Две фантастические повести | страница 14



— Ах, хозяйка, хозяйка! — закричал Мефистофель, — что же вы истязаете нас, умирающих от голоду, заставляя выслушивать названия таких божественных вещей, вместо того, чтобы поскорее накормить нас вашими святыми фаршированными перцами, холодцом, сосисками и, черт возьми, остальным! Или вы хотите видеть, как мы будем корчиться на полу, умирая голодной смертью!..

Хозяйка всплеснула руками, испуганная страшными словами Мефистофеля, и бросилась за прилавок, где тотчас же зазвенела посуда и захрустело разрезаемое мясо.

Они заняли одинокий, к стене прислонившийся столик, и, когда уселись, Фауст насмешливо произнес:

— Я не думал, профессор, что вы такой гастроном!

— О! — ответил Мефистофель, — отчего же и не быть изредка гастрономом, когда быть кем-нибудь другим еще скучнее!
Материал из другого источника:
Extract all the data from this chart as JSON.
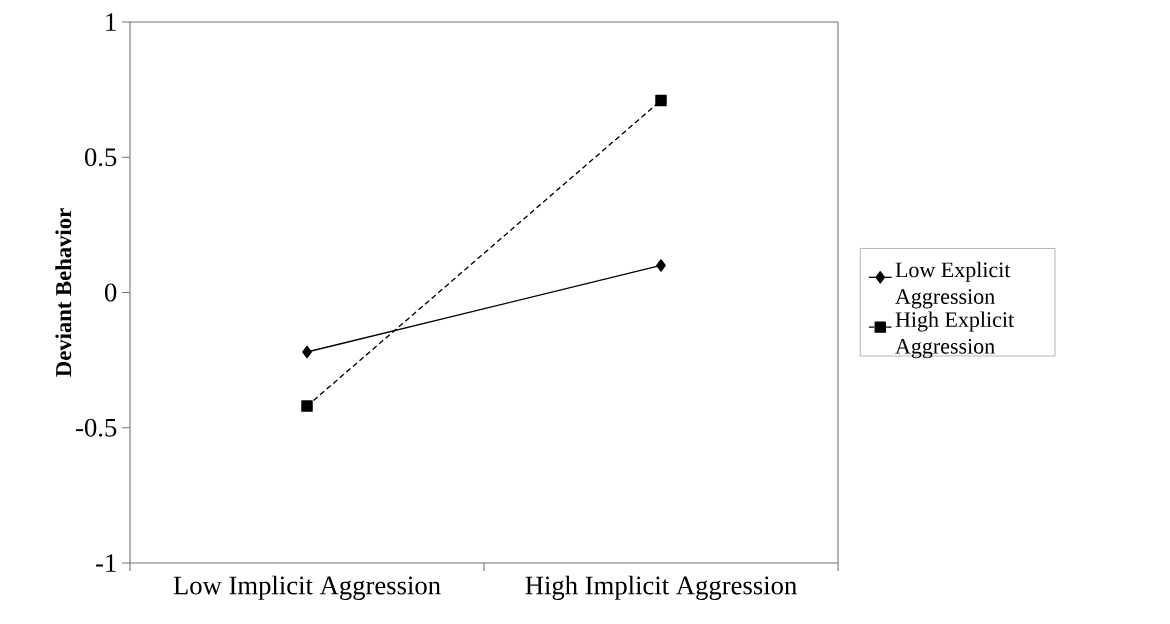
{
  "chart_data": {
    "type": "line",
    "ylabel": "Deviant Behavior",
    "categories": [
      "Low Implicit Aggression",
      "High Implicit Aggression"
    ],
    "series": [
      {
        "name": "Low Explicit Aggression",
        "color": "#000000",
        "values": [
          -0.22,
          0.1
        ],
        "marker": "diamond",
        "line_style": "solid"
      },
      {
        "name": "High Explicit Aggression",
        "color": "#000000",
        "values": [
          -0.42,
          0.71
        ],
        "marker": "square",
        "line_style": "dashed"
      }
    ],
    "ylim": [
      -1,
      1
    ],
    "yticks": [
      -1,
      -0.5,
      0,
      0.5,
      1
    ],
    "grid": false,
    "legend": "right"
  }
}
Профессор вытянул под столом ноги и, в ожидании ужина, нетерпеливо потягивался.

Фауст не переставал думать о рыжей девушке.
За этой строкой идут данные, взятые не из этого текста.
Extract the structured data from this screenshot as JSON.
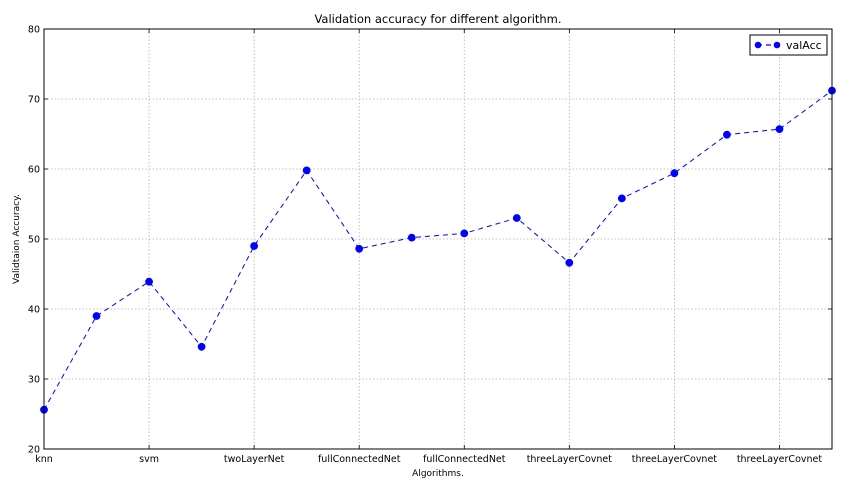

Хозяйка за прилавком возилась долго. Она громко ворчала, и из ворчания понять можно было, что эта дубина (муж ее особы) куда-то запропастился, а эта дрянная девчонка (дочь ее), черт знает с кем загулялась и, кажется, забыла о матери, которой следовало бы помочь…

Горячие сосиски и холодец из телячьей ножки, а также две бутылки прохладного черного пива стояли уже на столике гостей, и Фауст с Мефистофелем (особенно же последний) уже поедали все принесенное хозяйкой, когда входная дверь отворилась и вошла в залу… (силы тут изменяют мне и эпитетов никаких предпринимать я не могу)… вошла та самая червоннокосая, с глазами серо-голубыми, девушка, которая столь сильно пленила воображение Фауста утром, на народном гульбище… Щеки ее были красны, и поспешно подымалась и опускалась грудь под лифом.

Фауст вздрогнул и покраснел, Мефистофель же, на него взглянув, улыбнулся.

Хозяйка на девушку накинулась с бранью:

— Ах, дрянь ты этакая, — закричала она, ударяя себя по отлогам бедер, — ты забываешь о том, что матери тоже отдохнуть следует! Погибшая ты девчонка, если бы не напоминали тебе, так ты, пожалуй, и вовсе бы домой не возвращалась!..

И, обратившись к гостям, добавила:

— Ну и дети теперь пошли, ваши светлости! Это дочь моя — Марго!..

Днепровская Атлантида


I. Скучающий репортер

Берега все ближе и ближе подходили один к другому. С палубы парохода уже можно было ясно различить их контуры. В сумерках четко обозначалась линия, отделяющая реку от моря, — пароход вошел в Днепр.

Пассажиры с любопытством разглядывали начинавшую развертываться по обоим берегам Днепра панораму.